Canadian Epidemics (as of January 11, 2022)
Since the late 19th century, Canada has experienced five major viral events, in 1890, 1918, 1957, 1968 and 2009. Epidemiologists estimate each outbreak lasted between 1-2 years.
1918-19 Spanish flu
DEATH RATE: 0.67%
55,000 deaths, in three waves over 12 months.
(Population of Canada: 8,148,000)
Deaths: One person in 148. (0.67% of total population.)
1890 Russian flu
DEATH RATE: < 0.17%
Deaths: Roughly ~One person in 600
(Population of Canada: 4,779,000)
1957 Asian flu
DEATH RATE: 0.04%
7,000 deaths over ~6 months.
(Population of Canada: 16,610,000)
Deaths: One person in 2,372
1968 Hong Kong flu
DEATH RATE: 0.019%
4,000 deaths over ~6 months.
(Population of Canada: 20,701,000) One person in 5,175. (0.019%)
2009 H1N1 Swine flu
DEATH RATE: 0.0013%
428 deaths.
(Population of Canada: 33,630,000) Up to one person in 78,574.
2020-22 Covid-19
DEATH RATE: 0.08%
30,957 deaths over 22 months.
(Population of Canada: 38,436,447) One person in 1,241.
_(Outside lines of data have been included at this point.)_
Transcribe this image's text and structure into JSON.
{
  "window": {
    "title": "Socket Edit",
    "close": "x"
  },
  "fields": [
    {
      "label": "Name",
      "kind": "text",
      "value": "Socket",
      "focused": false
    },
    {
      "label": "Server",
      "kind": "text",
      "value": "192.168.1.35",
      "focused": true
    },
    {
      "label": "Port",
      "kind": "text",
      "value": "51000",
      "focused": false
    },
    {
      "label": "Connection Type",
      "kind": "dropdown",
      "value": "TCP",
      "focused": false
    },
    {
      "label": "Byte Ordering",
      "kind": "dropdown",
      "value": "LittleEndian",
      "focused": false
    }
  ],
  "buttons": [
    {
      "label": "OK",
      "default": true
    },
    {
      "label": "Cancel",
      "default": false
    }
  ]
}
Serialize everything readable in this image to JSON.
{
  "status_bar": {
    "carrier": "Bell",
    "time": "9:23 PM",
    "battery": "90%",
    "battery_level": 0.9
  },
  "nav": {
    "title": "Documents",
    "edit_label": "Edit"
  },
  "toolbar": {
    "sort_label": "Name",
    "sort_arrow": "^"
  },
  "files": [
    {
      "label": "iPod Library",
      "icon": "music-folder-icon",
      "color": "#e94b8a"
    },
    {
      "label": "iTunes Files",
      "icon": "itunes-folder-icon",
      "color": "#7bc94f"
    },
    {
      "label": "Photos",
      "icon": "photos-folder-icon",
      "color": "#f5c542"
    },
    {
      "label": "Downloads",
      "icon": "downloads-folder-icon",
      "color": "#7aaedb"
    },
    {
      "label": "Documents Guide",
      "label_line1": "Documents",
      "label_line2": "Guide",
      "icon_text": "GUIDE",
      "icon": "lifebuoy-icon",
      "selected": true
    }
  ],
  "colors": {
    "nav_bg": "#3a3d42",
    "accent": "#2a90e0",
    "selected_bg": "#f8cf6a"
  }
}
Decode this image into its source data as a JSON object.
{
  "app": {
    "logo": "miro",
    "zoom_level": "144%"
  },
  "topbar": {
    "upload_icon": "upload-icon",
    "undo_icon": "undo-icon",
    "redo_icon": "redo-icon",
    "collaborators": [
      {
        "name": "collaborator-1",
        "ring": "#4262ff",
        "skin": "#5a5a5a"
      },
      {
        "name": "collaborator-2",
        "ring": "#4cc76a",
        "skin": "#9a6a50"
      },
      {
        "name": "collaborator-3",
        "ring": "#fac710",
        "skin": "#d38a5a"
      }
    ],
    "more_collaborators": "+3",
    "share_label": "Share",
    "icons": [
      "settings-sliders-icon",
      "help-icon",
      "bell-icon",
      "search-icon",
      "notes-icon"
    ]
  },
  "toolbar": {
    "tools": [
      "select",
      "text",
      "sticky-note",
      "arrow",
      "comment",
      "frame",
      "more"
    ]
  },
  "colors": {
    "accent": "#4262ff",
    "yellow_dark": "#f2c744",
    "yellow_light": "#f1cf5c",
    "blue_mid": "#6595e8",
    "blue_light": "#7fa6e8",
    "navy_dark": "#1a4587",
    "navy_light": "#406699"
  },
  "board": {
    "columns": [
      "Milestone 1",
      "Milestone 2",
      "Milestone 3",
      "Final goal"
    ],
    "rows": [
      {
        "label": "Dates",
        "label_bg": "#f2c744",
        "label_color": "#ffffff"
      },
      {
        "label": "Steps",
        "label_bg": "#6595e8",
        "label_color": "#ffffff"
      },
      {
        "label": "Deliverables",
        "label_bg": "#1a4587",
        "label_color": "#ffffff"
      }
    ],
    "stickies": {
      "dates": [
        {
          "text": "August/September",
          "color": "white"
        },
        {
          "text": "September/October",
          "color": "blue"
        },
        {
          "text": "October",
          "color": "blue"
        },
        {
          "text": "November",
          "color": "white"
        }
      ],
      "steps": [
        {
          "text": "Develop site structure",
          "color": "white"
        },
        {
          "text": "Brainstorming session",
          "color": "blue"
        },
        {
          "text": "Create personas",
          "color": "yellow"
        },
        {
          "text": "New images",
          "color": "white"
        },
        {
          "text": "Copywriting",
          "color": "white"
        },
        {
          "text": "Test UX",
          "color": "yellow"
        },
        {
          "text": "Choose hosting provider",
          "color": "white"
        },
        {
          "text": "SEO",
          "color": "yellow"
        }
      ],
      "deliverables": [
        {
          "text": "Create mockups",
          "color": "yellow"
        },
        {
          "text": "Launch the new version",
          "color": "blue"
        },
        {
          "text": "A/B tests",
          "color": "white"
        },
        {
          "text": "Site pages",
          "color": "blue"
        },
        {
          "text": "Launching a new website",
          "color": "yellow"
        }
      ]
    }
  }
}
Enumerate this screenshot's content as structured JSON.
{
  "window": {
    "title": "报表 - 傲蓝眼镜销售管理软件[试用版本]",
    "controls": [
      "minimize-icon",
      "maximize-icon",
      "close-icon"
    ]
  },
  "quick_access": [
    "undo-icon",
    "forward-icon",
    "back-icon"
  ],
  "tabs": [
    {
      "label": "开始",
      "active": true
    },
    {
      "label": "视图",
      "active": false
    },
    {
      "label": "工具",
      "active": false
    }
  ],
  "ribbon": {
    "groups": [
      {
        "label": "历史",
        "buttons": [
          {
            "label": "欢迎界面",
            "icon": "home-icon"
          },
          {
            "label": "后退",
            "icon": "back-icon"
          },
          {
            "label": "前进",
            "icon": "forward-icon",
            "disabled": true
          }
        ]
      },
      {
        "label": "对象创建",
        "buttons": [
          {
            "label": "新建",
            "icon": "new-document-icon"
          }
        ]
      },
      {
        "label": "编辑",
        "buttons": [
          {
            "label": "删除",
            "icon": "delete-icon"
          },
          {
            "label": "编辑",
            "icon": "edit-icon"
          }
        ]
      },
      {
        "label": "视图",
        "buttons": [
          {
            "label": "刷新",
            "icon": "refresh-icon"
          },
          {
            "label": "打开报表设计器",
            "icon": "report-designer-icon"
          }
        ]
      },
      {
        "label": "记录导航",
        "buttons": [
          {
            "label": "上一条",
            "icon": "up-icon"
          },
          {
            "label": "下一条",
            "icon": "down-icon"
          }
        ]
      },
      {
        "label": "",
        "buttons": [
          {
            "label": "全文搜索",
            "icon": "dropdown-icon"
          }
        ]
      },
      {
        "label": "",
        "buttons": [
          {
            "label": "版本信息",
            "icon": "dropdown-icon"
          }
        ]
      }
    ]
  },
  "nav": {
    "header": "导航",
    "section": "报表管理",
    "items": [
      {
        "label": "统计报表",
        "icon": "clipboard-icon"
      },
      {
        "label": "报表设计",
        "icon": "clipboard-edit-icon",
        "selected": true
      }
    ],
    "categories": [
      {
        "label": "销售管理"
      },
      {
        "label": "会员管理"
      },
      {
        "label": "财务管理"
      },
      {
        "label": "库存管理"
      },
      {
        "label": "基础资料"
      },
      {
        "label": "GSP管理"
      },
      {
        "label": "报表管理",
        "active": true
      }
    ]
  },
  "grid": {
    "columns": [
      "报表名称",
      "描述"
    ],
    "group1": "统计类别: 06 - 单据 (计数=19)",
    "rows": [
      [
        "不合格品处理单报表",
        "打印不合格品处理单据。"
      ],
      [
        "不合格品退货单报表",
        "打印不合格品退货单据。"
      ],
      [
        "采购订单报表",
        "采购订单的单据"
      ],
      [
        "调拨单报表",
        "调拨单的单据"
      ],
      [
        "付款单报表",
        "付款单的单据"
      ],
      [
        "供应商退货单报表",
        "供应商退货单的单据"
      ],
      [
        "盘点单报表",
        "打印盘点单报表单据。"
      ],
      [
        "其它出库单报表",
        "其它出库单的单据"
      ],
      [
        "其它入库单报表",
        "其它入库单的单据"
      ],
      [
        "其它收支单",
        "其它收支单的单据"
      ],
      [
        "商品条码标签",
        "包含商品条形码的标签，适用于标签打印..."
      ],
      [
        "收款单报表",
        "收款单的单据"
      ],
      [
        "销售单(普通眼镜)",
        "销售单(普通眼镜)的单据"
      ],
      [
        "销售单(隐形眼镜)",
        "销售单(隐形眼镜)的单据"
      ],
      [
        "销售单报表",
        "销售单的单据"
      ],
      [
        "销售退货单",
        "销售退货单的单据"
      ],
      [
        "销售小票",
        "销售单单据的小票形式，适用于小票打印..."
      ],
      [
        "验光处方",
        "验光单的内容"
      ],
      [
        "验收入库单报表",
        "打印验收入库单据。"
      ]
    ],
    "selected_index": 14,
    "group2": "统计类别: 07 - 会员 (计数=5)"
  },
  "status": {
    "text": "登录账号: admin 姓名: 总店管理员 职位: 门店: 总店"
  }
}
2020 15,472 deaths over the first 10 months: 1 in 2,457.
2021 14,781 deaths over the next 12 months: 1 in 2,600.
Around the world, Covid has generated extreme responses from governments and health authorities that were never attempted during other comparable Influenza epidemics. These measures have generated severe harms of their own, as documented in Are Lockdowns Worth Their Cost?
In Canada, both federal and provincial responses to Covid have assumed that the virus is uniquely dangerous, and on a scale significantly larger than Influenza. Yet Covid’s impact on Canada’s population does not differ significantly from the Asian flu of 1957, with both viruses sparing more than 99.9% of Canadians from harm.
“Covid versus the Spanish Flu of 1918 demonstrates that this prediction and any comparisons of Covid-19 to the Spanish flu remain unfounded, and therefore the continued violations of Charter rights and freedoms remain unjustified and unacceptable,” says lawyer John Carpay, President of the Justice Centre.
“We are now 22 months into the ‘two weeks to flatten the curve’ and life must go on. We cannot continue to live in fear of a respiratory virus forever, especially one that has a 99.97% survival rate. Governments can no longer justify their violations of our Charter right to bodily autonomy and our Charter freedoms to move, travel, assemble, associate, worship and protest peacefully, all of which are based on the March 2020 Neil Ferguson prediction that we would be dealing with something like the Spanish flu of 1918” adds Mr. Carpay.